Myofibroblastic CAFs have been linked to immunotherapy resistance in multiple studies.2,6,8 Due to fibroblast plasticity, an attractive therapeutic strategy is to revert myofibroblastic CAF to a more ‘normal’ or even tumour-suppressive phenotype (Fig. 1). In order to develop strategies for this, we must identify the molecular mechanisms that maintain (rather than initiate) CAF activation. TGF-β signalling is central to myofibroblast differentiation, and has therefore gathered much interest as a potential method for targeting CAFs. Mariathasan and colleagues showed that TGF-β1-neutralising mAbs can promote lymphocyte infiltration into tumours and improve response to αPD-L1 immunotherapy.2 In our CAF-rich models, we similarly found that TGF-β1 inhibition increases intratumoural CD8 T-cell density. However, this was not associated with reduced CAF levels or reduced CD8 T cells at the tumour margin, indicating a CAF- and exclusion-independent mechanism.3 In support of this, in vitro analysis showed that TGF-β1 inhibition prevents CAF activation, but does not reverse the established CAF phenotype.3 NOX4 is known to act downstream of TGF-β1, and its inhibition was sufficient to reverse CAF differentiaion and ‘normalise’ the cell, suggesting that investigating downstream mediators of TGF-β1 signalling could lead to further identification of novel therapeutic targets. An alternative strategy is to activate pathways that regulate ‘normal’ precursor cell phenocytes. Vitamin D agonists have been identified as a potential method to achieve this in pancreatic cancer,9 and are currently under investigation in an ongoing clinical trial (NCT03520790). Hedgehog signalling is another pathway that has been extensively explored in pancreatic cancer. However, despite promising preclinical data, hedgehog inhibitors failed in a clinical trial (NCT01130142), and deletion of tumour-cell-derived Shh was found to result in more aggressive cancer growth.10

Fig. 1: Schematic showing possible strategies for targeting CAFs and overcoming CAF-mediated T-cell exclusion from tumours.
figure 1

Strategies include inhibiting CAF differentiation (TGF-β & Shh inhibitors) reverting CAF to a more ‘normal’ phenoype (NOX4 inhibitors, vitamin D agonists) or inhibition CAF function (CXCR4/CXCL12 inhibitors).

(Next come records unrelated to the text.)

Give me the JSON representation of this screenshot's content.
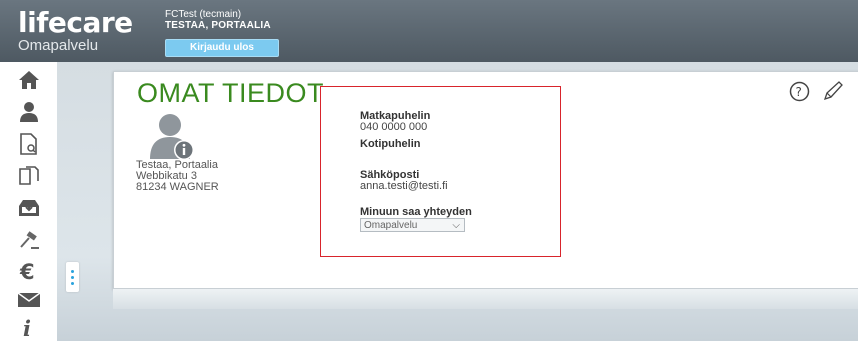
{
  "header": {
    "logo_main": "lifecare",
    "logo_sub": "Omapalvelu",
    "user_name": "FCTest (tecmain)",
    "user_org": "TESTAA, PORTAALIA",
    "logout_label": "Kirjaudu ulos"
  },
  "sidebar": {
    "items": [
      {
        "icon": "home-icon"
      },
      {
        "icon": "user-icon"
      },
      {
        "icon": "document-search-icon"
      },
      {
        "icon": "documents-icon"
      },
      {
        "icon": "inbox-download-icon"
      },
      {
        "icon": "gavel-icon"
      },
      {
        "icon": "euro-icon"
      },
      {
        "icon": "mail-icon"
      },
      {
        "icon": "info-icon"
      }
    ]
  },
  "panel": {
    "title": "OMAT TIEDOT",
    "person": {
      "name": "Testaa, Portaalia",
      "street": "Webbikatu 3",
      "city": "81234 WAGNER"
    },
    "fields": {
      "mobile_label": "Matkapuhelin",
      "mobile_value": "040 0000 000",
      "home_phone_label": "Kotipuhelin",
      "email_label": "Sähköposti",
      "email_value": "anna.testi@testi.fi",
      "contact_label": "Minuun saa yhteyden",
      "contact_value": "Omapalvelu"
    }
  },
  "colors": {
    "header_bg": "#5b6670",
    "title_green": "#3a8a1f",
    "logout_blue": "#7ccaf0",
    "highlight_red": "#d8242c"
  }
}
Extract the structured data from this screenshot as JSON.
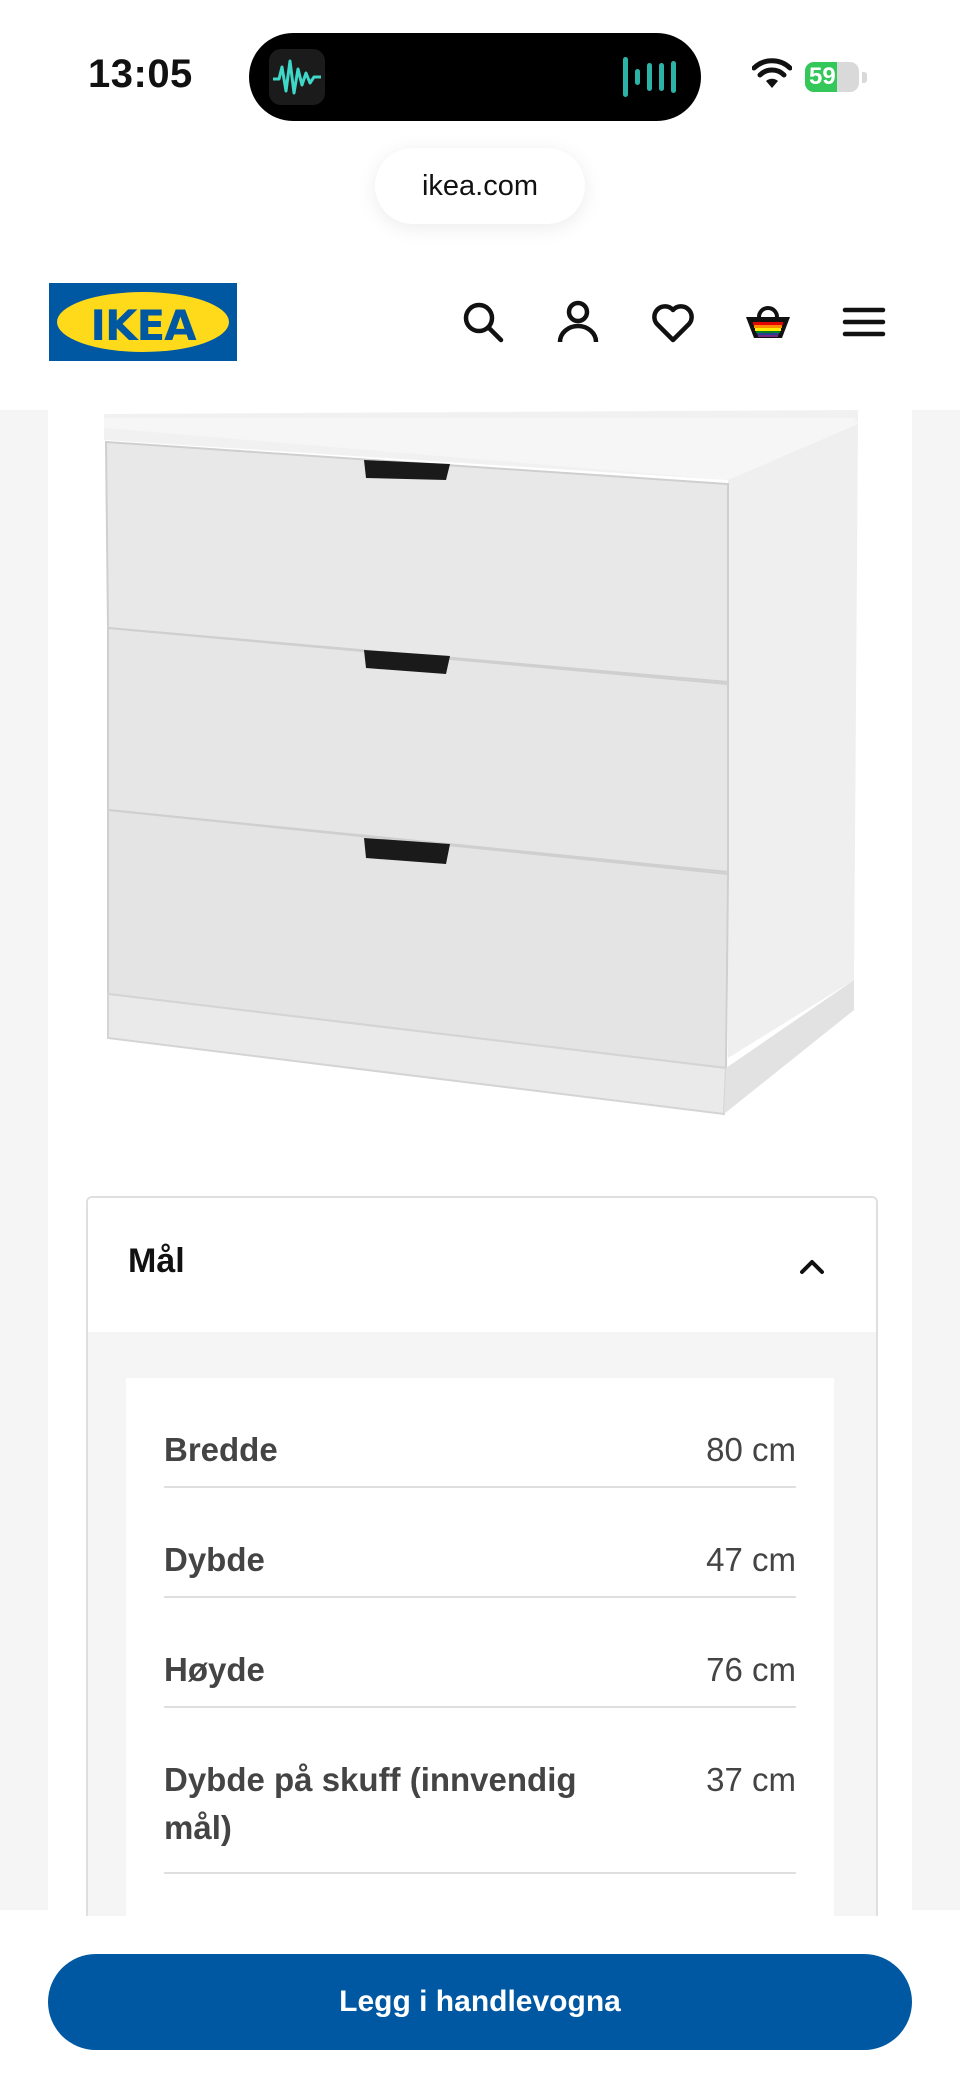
{
  "status_bar": {
    "time": "13:05",
    "battery_level": "59"
  },
  "browser": {
    "url": "ikea.com"
  },
  "header": {
    "logo_text": "IKEA",
    "icons": [
      "search-icon",
      "account-icon",
      "heart-icon",
      "cart-icon",
      "menu-icon"
    ]
  },
  "product": {
    "image": "white-three-drawer-chest"
  },
  "dimensions": {
    "title": "Mål",
    "rows": [
      {
        "label": "Bredde",
        "value": "80 cm"
      },
      {
        "label": "Dybde",
        "value": "47 cm"
      },
      {
        "label": "Høyde",
        "value": "76 cm"
      },
      {
        "label": "Dybde på skuff (innvendig mål)",
        "value": "37 cm"
      }
    ]
  },
  "cta": {
    "add_to_cart_label": "Legg i handlevogna"
  },
  "colors": {
    "ikea_blue": "#0058a3",
    "ikea_yellow": "#ffda1a",
    "battery_green": "#34c759"
  }
}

Identifying targetable mechanisms by which CAFs modulate tumour-immune evasion is also a potential therapeutic strategy (Fig. 1). CXCL12 expression by CAFs has been shown to mediate immunotherapy resistance and T-cell exclusion. CXCR4 (CXCL12 receptor) inhibition using a clinically approved inhibitor (AMD3100) has been shown to increase intratumoural T-cell accumulation and response to checkpoint inhibition in models of pancreatic and breast cancer.1,11 We found that CAFs induce CTLA-4 upregulation in CD8 T cells, and that blocking CTLA-4 with a non-depleting antibody (i.e. not decreasing T regs) overcomes CAF-mediated T-cell exclusion, without affecting CAF levels.3 CTLA-4 has been shown to modulate T-cell adhesion and migration, and therefore blocking CTLA-4-mediated adhesion may improve T-cell trafficking into excluded CAF-rich tumours. Further work in this area is required.

In summary, CAF-rich tumours are clinically aggressive and respond poorly to immunotherapy, at least in part because of T-cell exclusion. Overcoming CAF-mediated immune evasion is a major challenge as the success of most immunotherapies is dependent on CD8+ T-cell-infiltrating tumours. We have shown that NOX4 inhibition using GKT137831 can revert myofibroblastic CAFs to a ‘normalised’ phenotype. A significant proportion of solid cancers are CAF-rich, and combining NOX4 inhibition with immunotherapy could improve clinical outcome in these tumours. Notably, GKT137831 is an oral drug with an excellent safety profile developed as an anti-fibrotic (NCT03226067 and NCT02010242). Its use for cancer therapy has not been considered but may be considerable.